Ihr Lüfte, webend über den Wiesen!
Und ich eilte zu euch
Unter die Weiden;
Aber nun wehet ihr,
Und, ich sehe, das stillet mich nicht!
Da ich ohne euch war,
Unter dem Druck der Stadt,
Mahnt’s mich mit einmal an euch,
Wunder-Hoffnung durchzückt’ mich,
Tränen der Wonne schossen vors Auge mir
Bei deinem langvergessenen Namen,
Ruhige, gute Natur!
Und wie ein Knabe, heftig schluchzend,
Zur verzeihenden Mutter hinläuft,
Also lief ich entgegen euch,
Und nun seid ihr mir Lüfte nur!
Jetzt verlässet mich alles!
Oder bin ich dir gestorben,
Du unsterblicher Geist der Natur?
Konnte die weichliche Pein
Jener unseligen Liebe
Dich mir auf ewig entfremden?
Und so verzweifl ich jetzt,
Weil ich mein Herzblut gab
Für einen Schatten?
Wühlt durch die Locken mir,
Ihr Winde!
Verbirg dein Antlitz, freundlicher Himmel,
Mit dieser Wolken beruhigendem Grau!
Laß dichter dein großen Tropfen fallen
Auf diese Gräser, diese Bäum, diesen schwellenden Fluß!

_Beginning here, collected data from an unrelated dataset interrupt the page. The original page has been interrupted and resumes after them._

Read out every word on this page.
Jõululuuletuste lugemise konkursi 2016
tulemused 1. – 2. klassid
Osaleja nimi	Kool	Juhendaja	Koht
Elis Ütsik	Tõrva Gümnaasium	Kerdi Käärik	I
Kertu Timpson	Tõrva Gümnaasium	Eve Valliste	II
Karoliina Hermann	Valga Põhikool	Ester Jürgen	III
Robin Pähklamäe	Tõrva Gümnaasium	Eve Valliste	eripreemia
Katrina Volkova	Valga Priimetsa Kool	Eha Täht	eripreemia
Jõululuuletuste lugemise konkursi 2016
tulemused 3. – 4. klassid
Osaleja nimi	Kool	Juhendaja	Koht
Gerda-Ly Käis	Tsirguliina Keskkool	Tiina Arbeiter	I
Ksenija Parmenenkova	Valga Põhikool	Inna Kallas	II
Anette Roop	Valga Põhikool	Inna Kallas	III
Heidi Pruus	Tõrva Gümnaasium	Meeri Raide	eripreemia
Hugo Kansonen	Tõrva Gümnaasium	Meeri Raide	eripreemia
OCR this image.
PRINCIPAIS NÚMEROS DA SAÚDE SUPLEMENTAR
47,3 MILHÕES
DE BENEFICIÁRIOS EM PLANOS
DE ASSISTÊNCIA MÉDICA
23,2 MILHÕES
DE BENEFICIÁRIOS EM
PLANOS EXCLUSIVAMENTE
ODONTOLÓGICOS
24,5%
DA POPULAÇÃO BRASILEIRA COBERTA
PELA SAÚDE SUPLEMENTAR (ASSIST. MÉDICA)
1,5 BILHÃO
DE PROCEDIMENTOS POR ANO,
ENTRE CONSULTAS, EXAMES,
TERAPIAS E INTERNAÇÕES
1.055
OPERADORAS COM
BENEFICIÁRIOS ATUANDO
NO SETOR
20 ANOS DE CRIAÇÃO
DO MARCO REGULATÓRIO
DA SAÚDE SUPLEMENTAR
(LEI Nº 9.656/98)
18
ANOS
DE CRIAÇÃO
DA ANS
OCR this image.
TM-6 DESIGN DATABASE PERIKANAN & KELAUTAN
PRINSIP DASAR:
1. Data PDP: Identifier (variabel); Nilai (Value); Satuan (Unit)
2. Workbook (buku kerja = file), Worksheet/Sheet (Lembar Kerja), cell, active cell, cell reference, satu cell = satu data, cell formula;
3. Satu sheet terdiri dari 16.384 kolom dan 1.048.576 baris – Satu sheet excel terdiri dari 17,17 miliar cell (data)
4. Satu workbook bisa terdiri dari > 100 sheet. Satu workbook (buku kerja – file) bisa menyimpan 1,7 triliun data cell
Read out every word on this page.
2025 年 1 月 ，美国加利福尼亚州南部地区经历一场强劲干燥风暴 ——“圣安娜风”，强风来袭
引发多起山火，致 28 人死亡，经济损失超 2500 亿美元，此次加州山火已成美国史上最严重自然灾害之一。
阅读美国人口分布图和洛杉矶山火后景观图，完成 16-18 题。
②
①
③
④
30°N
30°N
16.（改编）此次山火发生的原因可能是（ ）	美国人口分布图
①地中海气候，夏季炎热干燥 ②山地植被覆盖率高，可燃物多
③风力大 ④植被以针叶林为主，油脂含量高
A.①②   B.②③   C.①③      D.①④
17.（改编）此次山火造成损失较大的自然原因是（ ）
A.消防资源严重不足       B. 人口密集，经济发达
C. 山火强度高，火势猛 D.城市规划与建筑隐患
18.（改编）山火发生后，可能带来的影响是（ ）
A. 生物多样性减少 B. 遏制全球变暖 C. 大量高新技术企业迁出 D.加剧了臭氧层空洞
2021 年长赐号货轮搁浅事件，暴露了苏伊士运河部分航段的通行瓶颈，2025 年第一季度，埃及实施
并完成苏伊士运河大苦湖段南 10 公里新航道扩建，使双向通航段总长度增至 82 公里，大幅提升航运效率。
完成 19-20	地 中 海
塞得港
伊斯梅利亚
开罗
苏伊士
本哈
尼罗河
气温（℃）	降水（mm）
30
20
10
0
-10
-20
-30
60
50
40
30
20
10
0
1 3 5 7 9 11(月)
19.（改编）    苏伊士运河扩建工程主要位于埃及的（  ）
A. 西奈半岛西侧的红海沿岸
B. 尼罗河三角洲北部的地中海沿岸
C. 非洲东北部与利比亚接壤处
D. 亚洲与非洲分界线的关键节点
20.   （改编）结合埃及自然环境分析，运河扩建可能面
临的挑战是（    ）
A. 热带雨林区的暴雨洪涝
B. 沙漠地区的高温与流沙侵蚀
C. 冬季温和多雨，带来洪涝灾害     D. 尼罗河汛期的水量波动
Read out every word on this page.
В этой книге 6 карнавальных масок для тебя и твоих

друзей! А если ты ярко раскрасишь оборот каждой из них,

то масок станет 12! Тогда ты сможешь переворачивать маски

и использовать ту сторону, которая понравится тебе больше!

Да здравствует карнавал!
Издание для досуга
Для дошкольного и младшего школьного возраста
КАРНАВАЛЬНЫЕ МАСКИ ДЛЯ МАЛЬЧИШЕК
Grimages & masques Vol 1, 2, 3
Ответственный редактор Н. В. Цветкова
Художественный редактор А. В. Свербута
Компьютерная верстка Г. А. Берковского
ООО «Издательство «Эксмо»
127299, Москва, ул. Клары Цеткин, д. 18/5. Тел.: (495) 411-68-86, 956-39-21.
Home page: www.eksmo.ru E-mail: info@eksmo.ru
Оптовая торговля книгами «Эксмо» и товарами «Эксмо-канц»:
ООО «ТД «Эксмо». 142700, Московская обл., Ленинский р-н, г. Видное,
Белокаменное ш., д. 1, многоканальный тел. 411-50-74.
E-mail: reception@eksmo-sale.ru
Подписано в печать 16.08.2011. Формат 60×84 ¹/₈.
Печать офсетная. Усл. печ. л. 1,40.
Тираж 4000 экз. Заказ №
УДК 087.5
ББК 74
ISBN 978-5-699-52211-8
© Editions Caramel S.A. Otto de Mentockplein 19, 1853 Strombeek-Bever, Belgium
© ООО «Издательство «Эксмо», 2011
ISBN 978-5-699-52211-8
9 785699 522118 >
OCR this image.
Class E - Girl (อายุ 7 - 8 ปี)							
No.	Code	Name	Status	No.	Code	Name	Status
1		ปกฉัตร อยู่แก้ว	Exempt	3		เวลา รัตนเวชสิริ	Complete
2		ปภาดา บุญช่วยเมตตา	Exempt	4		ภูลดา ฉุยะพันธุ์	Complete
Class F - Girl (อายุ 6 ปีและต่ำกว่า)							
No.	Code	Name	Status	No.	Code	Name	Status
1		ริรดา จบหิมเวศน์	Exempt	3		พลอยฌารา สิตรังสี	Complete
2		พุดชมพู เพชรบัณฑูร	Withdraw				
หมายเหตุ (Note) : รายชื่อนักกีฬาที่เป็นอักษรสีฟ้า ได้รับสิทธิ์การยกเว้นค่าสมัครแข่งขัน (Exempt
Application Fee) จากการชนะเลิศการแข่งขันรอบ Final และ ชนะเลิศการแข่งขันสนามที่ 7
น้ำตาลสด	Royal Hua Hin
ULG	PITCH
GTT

Ach! Dumpfer, schöner Donner,
Wie erquickest du mich!
Laß dichter deine großen Tropfen fallen!
Rolle donnernder durch die Wölbung!
Daß es mich aufregt
Aus dem unerquicklichen
Matten Tod!
Nur daß ich fühl: ich lebe!
Und seh ich einen Wandel, ein Geschäft der Natur!
Die tot mir lag,
Mir Einsamen.
Wie die beneidenswerten
Käfer und Würmchen der Erde,
Die im Gewitter
In ihre heimlichen Wohnungen ducken,
Will ich dann auch in
Meines Herzens Wohnung
Zu kehren meinen,
Mit gleicher ahnungsvoller Freude,
Als fänd ich einen Tropfen Nahrung,
Einen Lebensgedanken;
Dein mahnend Schauspiel schaut ich dann,
Gott, aus ruhigem Winkel,
Und Kräfte, brütend, saugt ich
Zu eignem Tun!
Heile mich, Mutter Natur, ach, an deinem
Lautschlagenden Busen!
Oder gefällt es dir, ja, so sende,
Send aus den Höhen auf meine Stirn
Reine Blitze,
Mein Leben zu scheiden!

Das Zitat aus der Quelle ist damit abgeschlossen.